Despite heavy losses on the battlefield in 2023 and 2024, major territorial gains by Myanmar’s military in the past few months have signalled a recent shift in the military’s favour. With elections scheduled for December 2025, the junta’s ongoing offensive to secure strategic towns and transport arteries is increasingly intertwined with efforts to secure a measure of political legitimacy, writes Shannon Lorimer.
In recent months, Myanmar’s military has made significant gains against the country’s rebel groups, recapturing territory it had lost to the Three Brotherhood Alliance and other groups since October 2023. With the military concentrating its efforts along important trade routes and in towns where it hopes to hold the December 2025 elections, advances have been reported in the Shan State, Karen State, Kachin State, Sagaing region, and Mandalay region. Notably, in October 2025, military forces recaptured the towns of Kyaukme and Hsipaw, Shan State, restoring junta control over the road to China’s border. But on a broader scale, with the junta reclaiming towns, border posts, mines and key transport arteries that connect Myanmar with China and Thailand, a significant change in the trajectory of Myanmar’s civil conflict has emerged.
The Three Brotherhood Alliance (TBA), formed in 2019, comprises a coalition of ethnic rebel groups, including the Arakan Army (AA), the Myanmar National Democratic Alliance Army (MNDAA), and the Ta'ang National Liberation Army (TNLA). The TBA launched a coordinated offensive against the military in October 2023, known as Operation 1027, seizing territory across Shan and Rakhine states, including key border crossings and trade routes with China and Bangladesh. The operation inspired a series of offensives by other groups across the country in 2024, with the military losing vast swathes of territory and numerous strategically situated towns and villages to armed militias.
With the junta reclaiming towns, border posts, mines and key transport arteries that connect Myanmar with China and Thailand, a significant change in the trajectory of Myanmar’s civil conflict has emerged."
Prior to these latest advances, the military struggled with insufficient resources and high numbers of desertions, suffering major losses on the battlefield in 2023 and 2024. However, new policies and technology on the battlefield, facilitated by an increase in support from China, have changed these dynamics. In February 2024, for example, the military introduced a conscription policy in response to its series of heavy losses, drafting all men and women between the ages of 18 and 35 for two years of military service. While the conscription campaign pushed some to defect, flee the country, or join rebel groups, it was nevertheless an overall success. With around 17 new units enlisted by November 2025, each with 4,000 to 5,000 recruits, the draft vastly improved the military’s capabilities. Newly acquired military technology has also made a difference; in 2025, the junta has increasingly used aircraft, paragliders and drones – many recently sourced through China and Russia – for attacks, surveillance and transporting troops. Conversely, Myanmar’s rebel groups remain highly fragmentated and subject to internal rivalries, while aid cuts have compounded shortages of ammunition and medical supplies, factors significantly hampering their ability to sustain protracted offensives or occupy towns.
China has played a critical role in the junta’s turn-around, providing military equipment, USD 3 billion in financial aid, and brokering several ceasefire agreements with individual rebel groups to return strategic towns to junta control, including the economic hub of Lashio in the Shan State. By increasing support for Myanmar’s military, China is likely seeking to stabilise security along their shared border, ensure access to oil and natural gas pipelines, and re-open trade routes through Myanmar to the Indian Ocean.

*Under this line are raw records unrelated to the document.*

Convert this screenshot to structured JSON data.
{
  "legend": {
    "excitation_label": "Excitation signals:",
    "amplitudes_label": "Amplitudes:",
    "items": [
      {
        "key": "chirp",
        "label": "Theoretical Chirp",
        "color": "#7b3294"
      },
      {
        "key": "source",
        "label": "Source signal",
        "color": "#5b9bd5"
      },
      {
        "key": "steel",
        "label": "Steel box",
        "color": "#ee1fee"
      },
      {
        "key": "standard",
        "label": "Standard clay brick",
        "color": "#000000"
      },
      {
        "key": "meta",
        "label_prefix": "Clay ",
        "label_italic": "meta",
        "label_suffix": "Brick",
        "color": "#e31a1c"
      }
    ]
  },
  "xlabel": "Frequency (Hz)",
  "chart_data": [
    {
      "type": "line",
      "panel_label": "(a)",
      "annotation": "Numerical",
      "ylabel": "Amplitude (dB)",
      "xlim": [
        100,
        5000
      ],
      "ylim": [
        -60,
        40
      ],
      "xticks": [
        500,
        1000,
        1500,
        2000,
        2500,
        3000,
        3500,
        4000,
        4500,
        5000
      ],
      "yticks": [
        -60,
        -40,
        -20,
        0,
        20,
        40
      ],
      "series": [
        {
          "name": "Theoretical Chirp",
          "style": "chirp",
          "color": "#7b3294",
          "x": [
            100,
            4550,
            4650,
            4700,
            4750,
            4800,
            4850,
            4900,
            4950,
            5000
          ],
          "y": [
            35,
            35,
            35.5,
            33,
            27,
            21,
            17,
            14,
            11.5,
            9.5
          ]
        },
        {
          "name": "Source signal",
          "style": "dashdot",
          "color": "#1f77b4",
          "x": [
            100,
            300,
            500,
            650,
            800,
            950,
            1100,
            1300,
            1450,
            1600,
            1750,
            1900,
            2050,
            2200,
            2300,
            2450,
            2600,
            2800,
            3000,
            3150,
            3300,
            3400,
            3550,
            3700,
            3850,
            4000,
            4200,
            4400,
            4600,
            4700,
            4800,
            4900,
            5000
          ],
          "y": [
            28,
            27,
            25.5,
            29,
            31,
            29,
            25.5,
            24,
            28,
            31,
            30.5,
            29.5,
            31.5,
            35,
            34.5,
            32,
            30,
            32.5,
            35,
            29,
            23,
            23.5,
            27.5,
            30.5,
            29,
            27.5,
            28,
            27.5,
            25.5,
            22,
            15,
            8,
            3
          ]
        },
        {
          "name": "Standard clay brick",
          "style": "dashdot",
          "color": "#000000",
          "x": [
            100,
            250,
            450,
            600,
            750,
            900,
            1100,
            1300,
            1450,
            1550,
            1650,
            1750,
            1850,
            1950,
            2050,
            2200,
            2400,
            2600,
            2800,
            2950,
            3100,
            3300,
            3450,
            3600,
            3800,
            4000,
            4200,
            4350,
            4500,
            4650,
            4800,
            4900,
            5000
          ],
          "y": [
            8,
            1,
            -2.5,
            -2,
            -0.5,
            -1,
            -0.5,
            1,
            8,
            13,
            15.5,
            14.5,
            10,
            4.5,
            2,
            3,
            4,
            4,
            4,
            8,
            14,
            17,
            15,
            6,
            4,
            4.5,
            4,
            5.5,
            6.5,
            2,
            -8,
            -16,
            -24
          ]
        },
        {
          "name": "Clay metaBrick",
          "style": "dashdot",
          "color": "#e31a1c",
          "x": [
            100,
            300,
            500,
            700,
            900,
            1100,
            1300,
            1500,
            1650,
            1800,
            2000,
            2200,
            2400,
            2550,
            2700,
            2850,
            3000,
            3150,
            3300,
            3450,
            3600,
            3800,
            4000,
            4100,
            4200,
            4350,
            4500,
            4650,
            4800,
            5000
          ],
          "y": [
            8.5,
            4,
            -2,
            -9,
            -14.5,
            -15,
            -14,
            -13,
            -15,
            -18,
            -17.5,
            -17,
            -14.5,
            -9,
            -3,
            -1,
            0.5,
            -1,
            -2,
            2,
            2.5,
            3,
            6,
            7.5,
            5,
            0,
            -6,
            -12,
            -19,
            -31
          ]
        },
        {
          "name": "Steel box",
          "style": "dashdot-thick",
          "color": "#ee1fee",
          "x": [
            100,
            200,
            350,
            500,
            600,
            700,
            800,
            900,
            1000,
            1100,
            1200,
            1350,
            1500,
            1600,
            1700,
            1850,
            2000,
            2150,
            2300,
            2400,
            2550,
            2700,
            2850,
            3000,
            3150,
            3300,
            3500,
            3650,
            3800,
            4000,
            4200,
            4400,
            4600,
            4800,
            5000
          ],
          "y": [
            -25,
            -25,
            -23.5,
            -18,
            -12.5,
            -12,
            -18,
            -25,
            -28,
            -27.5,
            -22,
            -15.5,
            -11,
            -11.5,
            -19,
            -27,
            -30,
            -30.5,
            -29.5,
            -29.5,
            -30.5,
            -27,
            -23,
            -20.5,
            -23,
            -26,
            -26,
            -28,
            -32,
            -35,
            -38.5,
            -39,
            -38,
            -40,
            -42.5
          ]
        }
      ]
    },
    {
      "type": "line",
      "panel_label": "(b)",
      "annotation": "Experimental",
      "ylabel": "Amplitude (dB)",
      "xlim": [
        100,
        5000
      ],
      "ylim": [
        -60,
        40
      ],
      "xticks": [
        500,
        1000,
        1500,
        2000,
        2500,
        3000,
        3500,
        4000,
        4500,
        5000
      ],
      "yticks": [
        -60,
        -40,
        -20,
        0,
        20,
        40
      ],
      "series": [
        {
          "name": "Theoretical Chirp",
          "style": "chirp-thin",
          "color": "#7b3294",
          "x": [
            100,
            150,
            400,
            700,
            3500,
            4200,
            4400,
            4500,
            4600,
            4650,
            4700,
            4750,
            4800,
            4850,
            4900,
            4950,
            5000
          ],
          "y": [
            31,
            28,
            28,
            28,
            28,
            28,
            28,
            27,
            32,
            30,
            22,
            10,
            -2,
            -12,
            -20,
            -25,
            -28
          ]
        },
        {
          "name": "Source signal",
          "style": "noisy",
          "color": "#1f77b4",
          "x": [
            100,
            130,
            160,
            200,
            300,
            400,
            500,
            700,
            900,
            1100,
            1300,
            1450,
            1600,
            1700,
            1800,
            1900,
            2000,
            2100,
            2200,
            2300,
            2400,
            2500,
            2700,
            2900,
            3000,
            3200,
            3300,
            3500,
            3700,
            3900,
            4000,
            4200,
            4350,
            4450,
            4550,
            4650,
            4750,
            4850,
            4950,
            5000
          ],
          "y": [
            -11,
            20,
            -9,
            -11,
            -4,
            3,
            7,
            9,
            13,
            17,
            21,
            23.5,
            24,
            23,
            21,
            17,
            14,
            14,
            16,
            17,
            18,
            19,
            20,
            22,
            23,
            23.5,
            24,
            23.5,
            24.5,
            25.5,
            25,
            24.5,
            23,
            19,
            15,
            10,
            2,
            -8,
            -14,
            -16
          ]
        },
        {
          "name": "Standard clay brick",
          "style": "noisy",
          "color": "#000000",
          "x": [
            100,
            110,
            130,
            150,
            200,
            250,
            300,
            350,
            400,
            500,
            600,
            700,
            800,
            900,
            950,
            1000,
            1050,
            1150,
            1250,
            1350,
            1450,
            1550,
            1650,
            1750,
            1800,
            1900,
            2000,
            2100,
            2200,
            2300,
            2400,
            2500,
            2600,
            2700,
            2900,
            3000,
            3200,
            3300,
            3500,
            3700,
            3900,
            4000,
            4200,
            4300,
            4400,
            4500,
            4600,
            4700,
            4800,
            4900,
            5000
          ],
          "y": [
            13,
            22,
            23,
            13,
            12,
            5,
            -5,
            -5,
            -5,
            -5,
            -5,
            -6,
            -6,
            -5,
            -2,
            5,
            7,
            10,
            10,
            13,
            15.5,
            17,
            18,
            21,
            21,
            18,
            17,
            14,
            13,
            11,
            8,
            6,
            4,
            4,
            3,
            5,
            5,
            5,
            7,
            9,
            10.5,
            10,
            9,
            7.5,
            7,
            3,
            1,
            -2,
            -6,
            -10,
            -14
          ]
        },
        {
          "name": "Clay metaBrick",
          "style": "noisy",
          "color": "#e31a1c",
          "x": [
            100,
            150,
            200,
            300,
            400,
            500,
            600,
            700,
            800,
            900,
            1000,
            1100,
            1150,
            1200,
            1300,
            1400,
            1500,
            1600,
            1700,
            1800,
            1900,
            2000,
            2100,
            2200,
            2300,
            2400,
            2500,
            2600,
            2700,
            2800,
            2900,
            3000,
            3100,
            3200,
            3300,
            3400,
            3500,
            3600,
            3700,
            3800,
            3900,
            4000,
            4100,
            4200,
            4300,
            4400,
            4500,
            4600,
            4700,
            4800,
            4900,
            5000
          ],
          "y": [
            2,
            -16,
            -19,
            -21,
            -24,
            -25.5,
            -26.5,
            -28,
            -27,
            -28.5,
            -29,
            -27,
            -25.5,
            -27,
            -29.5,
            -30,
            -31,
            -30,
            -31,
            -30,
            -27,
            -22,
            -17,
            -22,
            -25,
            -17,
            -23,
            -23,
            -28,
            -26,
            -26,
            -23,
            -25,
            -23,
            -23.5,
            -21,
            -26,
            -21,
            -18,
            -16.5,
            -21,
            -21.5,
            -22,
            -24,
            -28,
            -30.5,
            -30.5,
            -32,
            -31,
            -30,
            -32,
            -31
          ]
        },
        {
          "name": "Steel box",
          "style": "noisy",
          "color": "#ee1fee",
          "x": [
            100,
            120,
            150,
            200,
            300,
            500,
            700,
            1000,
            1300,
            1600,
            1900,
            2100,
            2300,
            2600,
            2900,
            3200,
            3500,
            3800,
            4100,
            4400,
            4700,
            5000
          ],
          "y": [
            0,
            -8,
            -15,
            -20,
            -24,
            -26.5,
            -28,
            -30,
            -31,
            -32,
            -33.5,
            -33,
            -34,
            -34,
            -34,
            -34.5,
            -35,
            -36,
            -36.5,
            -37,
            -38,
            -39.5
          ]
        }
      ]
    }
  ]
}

Alongside China, other countries in the region have also increased their engagement with Myanmar’s military regime. India, for example, has increased its bilateral relationship with Myanmar, with Indian Prime Minister Narendra Modi meeting Senior General – and de facto leader of Myanmar – Min Aung Hlaing in person during a regional cooperation summit in Bangkok in April 2025. A similar shift has taken place within the Association of Southeast Asian Nations (ASEAN), whose member states – particularly those that share borders with Myanmar – have largely suspended policies of diplomatic isolation against the junta, and now maintain relationships with both the military and rebel groups. Thailand, for example, has allowed an influx of Myanmar refugees and opposition groups, while also providing financial support to the military regime through investments in Myanmar’s oil and gas sector.
Recent shifts in international policy and advances on the battlefield come as the military-led government prepares to hold elections in December 2025. The polls are unlikely to be considered free and fair; the administration lacks the requisite resources, even on a logistical scale, and opposition groups are either banned or intending to boycott the event, making the election of a government that is heavily skewed towards the military a near-certainty. However, the election will nevertheless provide the establishment with a degree of legitimacy that will open the door to increased international engagement in the year to come. In the meantime, Myanmar’s civil war will persist; the county’s strengthened military is positioned to prevent further rebel advances on the scale of those achieved by the TBA in 2023 and 2024, but militia groups, though weakened and fragmented, will continue to fight for territorial control across large parts of the country.